В таком душевном состоянии он пребывал однажды во вторник днем в конце июля. Он был на встрече с человеком по имени Гедальдигер (который, по-видимому, был его советником по местной промышленности, но на самом деле выполнял всю работу), когда зазвонил телефон. Ему из Вены звонил Уилл Хикс. Они поболтали пару минут, и Локарт задумался, с чего это Хикс тратится на дорогостоящий международный звонок, чтобы просто поболтать ни о чем. Внезапно Хикс сделал паузу и сказал: «Тут один человек хочет поговорить с тобой».

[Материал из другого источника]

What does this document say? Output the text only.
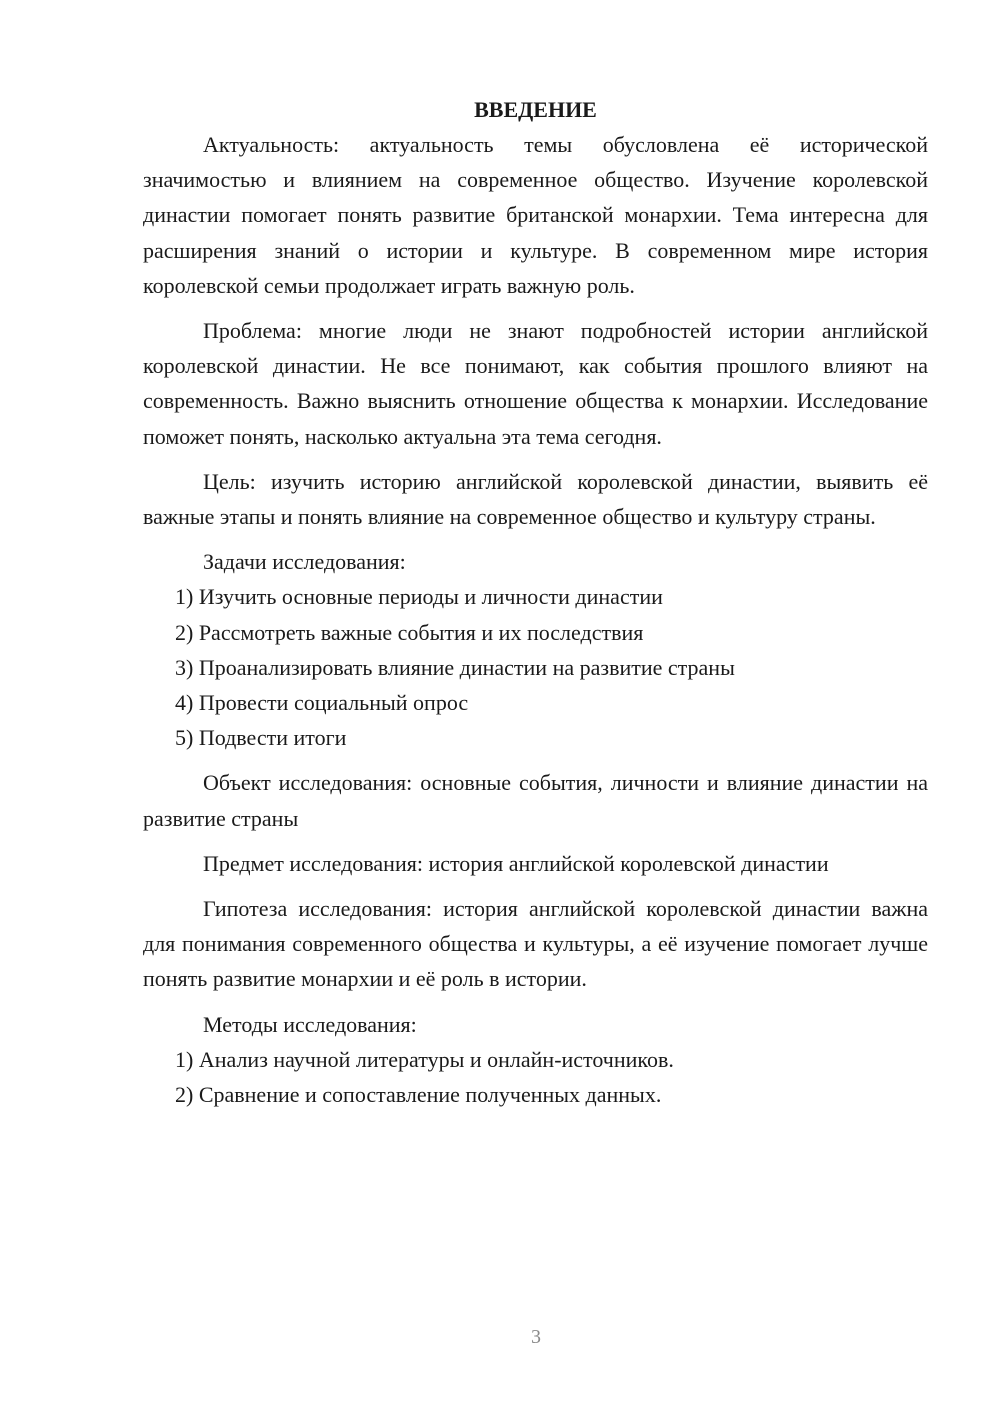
ВВЕДЕНИЕ

Актуальность: актуальность темы обусловлена её исторической значимостью и влиянием на современное общество. Изучение королевской династии помогает понять развитие британской монархии. Тема интересна для расширения знаний о истории и культуре. В современном мире история королевской семьи продолжает играть важную роль.

Проблема: многие люди не знают подробностей истории английской королевской династии. Не все понимают, как события прошлого влияют на современность. Важно выяснить отношение общества к монархии. Исследование поможет понять, насколько актуальна эта тема сегодня.

Цель: изучить историю английской королевской династии, выявить её важные этапы и понять влияние на современное общество и культуру страны.

Задачи исследования:

1) Изучить основные периоды и личности династии

2) Рассмотреть важные события и их последствия

3) Проанализировать влияние династии на развитие страны

4) Провести социальный опрос

5) Подвести итоги

Объект исследования: основные события, личности и влияние династии на развитие страны

Предмет исследования: история английской королевской династии

Гипотеза исследования: история английской королевской династии важна для понимания современного общества и культуры, а её изучение помогает лучше понять развитие монархии и её роль в истории.

Методы исследования:

1) Анализ научной литературы и онлайн-источников.

2) Сравнение и сопоставление полученных данных.

3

Он передал телефонную трубку, и Локарт пережил один из тех моментов, которые навсегда останутся в его памяти. Голос, который звучал в телефонной трубке из Вены, был «медленный и мелодичный» и звучал так, «будто доносился из другого мира»[572]. Это была Мура. Он в первый раз услышал ее голос с момента их прощания в темноте на железнодорожных путях в Москве в октябре 1918 г. Трубка затряслась в его руках, и он глупо спросил: «Как ты, моя милая?» Им овладели воспоминания – Гедальдигер и его кабинет исчезли, и он снова был в московской квартире: бесконечные пасьянсы, безответные телефонные звонки в Петроград, когда Мура ездила по делам в Эстонию, и его страх, что они могут больше никогда не увидеть друг друга. И исступленное облегчение, когда зазвонил телефон и он услышал ее голос и узнал, что уже тем вечером она снова будет с ним. Он не осознавал этого, но случилось это шесть лет назад, ровно день в день – 29 июля 1918 г.[573]
Когда Локарт слушал знакомый размеренный голос, рассказывающий о своей жизни после того дня, у него была лишь одна мысль. Заикаясь, он попросил Муру передать трубку Хиксу. «Я могу приехать на выходные? – спросил он. – Ты меня приютишь?»
После этого он ушел из банка и «отправился домой в остолбенении от нерешительности»[574].
На протяжении лет, прошедших с момента его отъезда из России, когда он шел по пути наименьшего сопротивления в свою старую жизнь к своим старым привычкам, он никогда не переставал любить Муру. Сохранил каждое письмо, которое она ему написала в те ужасные месяцы в Петрограде после его отъезда. Было легко сомневаться в ее верности былым чувствам и думать, что она не последовала за ним в Англию из-за малодушия. Но когда он снова услышал ее голос, делать это стало гораздо труднее, и в его голове отчетливо возникла мысль о беспримерной силе любви, которая держала их вместе в то опасное лето 1918 г.